Chances are if you blow 1 controller the other will go too. When controllers pop the fet usaly short eventualy if left hooked to hi power long enought the shorted fets will burn what they need to to open the short, BUT in this time there is full voltage flowing all over and usaly coming out of the gate into the rest of the low voltage circuit. If you have 2 "dumb" controllers hooked to it you might find they both blow... Or you could get lucky and they will be ok but with something with phase current monitering it may have just enough smarts and a quick enough reaction to save it self in the event of other other controller blowing... I would like to see more data on this motor. I would love to test on... HMMM :)
 
neptronix said:
It might have a 50kW motor, but that is not a continuous figure. Continuous is much lower. People modding priuses have tried to do that, and it seems that homemade plugin prius conversions max out at about 50mph.

http://boulderhc.com/products.html <-- here is one kit i've seen before.

Those cars are $9,000 used here in the states, and that's with an old battery. Add lithium, BMS, etc. on top of that.
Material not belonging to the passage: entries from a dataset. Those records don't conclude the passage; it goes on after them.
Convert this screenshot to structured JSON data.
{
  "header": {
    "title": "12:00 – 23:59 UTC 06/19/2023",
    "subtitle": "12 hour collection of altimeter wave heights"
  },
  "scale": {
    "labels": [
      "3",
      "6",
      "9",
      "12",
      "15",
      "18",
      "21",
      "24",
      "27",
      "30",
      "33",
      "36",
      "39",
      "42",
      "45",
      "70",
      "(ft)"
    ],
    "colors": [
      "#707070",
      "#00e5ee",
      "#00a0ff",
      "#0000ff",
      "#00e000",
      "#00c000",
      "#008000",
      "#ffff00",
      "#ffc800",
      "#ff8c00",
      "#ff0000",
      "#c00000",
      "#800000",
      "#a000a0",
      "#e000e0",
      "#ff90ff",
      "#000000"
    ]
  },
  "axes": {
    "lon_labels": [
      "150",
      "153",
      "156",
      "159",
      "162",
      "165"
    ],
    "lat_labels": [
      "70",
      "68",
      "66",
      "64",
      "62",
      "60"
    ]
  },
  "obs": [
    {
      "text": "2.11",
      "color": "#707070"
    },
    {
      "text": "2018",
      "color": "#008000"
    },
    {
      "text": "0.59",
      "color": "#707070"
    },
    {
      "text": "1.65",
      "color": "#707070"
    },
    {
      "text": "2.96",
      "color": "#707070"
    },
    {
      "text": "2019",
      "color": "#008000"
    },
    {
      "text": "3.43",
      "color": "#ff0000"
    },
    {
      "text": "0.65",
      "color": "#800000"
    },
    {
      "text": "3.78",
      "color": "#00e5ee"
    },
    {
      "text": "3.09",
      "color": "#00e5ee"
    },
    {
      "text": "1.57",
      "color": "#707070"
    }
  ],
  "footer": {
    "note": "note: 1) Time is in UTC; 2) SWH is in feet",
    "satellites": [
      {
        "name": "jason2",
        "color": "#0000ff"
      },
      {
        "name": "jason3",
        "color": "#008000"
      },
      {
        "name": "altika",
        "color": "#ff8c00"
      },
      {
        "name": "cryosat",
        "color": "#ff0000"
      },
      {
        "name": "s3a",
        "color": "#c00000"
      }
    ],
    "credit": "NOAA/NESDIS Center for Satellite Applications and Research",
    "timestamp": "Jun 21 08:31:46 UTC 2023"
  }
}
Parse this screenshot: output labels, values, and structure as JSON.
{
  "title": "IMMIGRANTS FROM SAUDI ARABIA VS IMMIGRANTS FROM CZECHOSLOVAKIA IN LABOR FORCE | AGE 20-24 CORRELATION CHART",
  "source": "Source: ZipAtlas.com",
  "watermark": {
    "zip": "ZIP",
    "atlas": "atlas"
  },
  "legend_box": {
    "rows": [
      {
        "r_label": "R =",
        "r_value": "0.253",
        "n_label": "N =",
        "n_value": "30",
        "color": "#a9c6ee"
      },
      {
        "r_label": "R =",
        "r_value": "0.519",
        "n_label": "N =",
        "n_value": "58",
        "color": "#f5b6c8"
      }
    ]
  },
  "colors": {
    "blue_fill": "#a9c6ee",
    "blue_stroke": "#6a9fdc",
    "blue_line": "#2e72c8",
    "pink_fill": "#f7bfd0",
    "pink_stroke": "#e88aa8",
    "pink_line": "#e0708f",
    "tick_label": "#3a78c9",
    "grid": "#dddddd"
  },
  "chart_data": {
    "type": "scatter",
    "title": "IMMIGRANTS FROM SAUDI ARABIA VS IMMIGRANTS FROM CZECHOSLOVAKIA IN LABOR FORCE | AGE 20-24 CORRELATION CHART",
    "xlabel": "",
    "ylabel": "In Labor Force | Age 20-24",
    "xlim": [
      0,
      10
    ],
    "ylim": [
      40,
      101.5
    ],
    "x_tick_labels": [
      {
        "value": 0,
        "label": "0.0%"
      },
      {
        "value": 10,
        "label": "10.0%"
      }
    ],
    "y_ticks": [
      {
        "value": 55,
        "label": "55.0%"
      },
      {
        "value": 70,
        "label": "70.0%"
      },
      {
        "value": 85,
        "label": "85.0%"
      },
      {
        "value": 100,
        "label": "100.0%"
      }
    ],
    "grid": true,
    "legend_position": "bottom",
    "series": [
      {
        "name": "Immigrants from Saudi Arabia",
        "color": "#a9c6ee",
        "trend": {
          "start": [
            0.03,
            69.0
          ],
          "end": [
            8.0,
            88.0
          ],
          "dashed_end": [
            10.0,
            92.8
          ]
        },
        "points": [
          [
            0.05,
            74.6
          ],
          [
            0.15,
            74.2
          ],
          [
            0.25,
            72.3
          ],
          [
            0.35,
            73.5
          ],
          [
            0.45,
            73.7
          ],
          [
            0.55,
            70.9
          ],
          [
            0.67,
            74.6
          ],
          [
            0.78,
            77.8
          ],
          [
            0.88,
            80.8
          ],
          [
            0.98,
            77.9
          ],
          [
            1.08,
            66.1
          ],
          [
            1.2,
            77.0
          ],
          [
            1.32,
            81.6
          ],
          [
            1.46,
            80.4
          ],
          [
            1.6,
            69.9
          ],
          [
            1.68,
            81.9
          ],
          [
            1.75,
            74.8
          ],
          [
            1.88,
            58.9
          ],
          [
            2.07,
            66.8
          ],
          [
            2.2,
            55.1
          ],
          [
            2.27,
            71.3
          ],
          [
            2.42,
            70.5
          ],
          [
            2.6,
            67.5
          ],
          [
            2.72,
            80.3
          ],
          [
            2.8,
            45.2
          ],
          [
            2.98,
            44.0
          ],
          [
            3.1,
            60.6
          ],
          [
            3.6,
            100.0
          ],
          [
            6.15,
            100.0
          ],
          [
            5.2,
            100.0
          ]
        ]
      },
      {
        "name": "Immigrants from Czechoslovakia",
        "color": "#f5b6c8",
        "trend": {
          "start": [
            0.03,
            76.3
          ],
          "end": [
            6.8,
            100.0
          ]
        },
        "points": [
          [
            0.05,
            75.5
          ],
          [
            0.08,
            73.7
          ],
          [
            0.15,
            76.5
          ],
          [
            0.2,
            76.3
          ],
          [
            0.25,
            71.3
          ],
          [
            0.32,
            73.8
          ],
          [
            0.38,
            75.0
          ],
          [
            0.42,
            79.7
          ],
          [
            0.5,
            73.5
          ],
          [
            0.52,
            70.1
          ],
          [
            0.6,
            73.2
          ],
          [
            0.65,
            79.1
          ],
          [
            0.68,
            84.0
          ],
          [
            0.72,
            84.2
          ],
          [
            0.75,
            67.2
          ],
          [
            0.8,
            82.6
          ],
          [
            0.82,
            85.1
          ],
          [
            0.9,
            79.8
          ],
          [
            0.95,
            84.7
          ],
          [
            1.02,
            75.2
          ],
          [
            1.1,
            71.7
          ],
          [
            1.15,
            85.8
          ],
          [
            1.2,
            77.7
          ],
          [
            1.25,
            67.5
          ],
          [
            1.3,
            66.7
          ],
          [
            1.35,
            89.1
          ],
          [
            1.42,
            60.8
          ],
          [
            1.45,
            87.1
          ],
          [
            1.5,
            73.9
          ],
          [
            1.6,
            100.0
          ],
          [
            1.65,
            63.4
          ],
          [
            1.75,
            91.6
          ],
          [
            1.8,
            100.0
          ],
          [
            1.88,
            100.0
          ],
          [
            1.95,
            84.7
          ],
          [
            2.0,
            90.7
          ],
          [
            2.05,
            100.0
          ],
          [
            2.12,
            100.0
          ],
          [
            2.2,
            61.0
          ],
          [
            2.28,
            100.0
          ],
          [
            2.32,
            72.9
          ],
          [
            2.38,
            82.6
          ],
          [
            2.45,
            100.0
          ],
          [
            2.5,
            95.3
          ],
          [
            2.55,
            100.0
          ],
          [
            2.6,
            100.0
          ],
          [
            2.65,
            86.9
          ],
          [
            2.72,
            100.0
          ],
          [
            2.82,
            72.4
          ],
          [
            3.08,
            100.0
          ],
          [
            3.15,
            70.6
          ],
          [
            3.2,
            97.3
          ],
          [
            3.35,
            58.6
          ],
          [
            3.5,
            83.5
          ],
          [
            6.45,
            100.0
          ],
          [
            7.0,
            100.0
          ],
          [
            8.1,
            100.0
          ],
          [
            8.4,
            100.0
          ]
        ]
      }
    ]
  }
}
You're up to $16,000 fast.

The tercel is lighter ( 2000lb versus the Prius's 2900lb ), a fraction of the price, and very close in aerodynamics ( that's why these old econo-beaters are great ). I want to come up with a nice formula for a cheap DIY electric car that other people can copy and do on their own, en-masse. That's the idea here!

I'm nearly sure the Prius can be hacked for 60-65 mph and you would get over 100 mpg in blended mode if you need more range .

Sure it wouldn't be 50 kw continuous but at 45-50 you wouldn't be pulling 50 kw on level ground .

It's going to be expensive anyway if you want 50 miles range at 45-50 mph !

A 2nd hand Leaf would be much better to wait for ?

Actually with the ultra cheap lease deals you can get over there would it not be better to lease a Leaf for 200 a month V spend thousands Dollars for batteries, motor and car ?

By the time you spend on a lease what you would on a conversion, your batteries would probably be near dead anyway.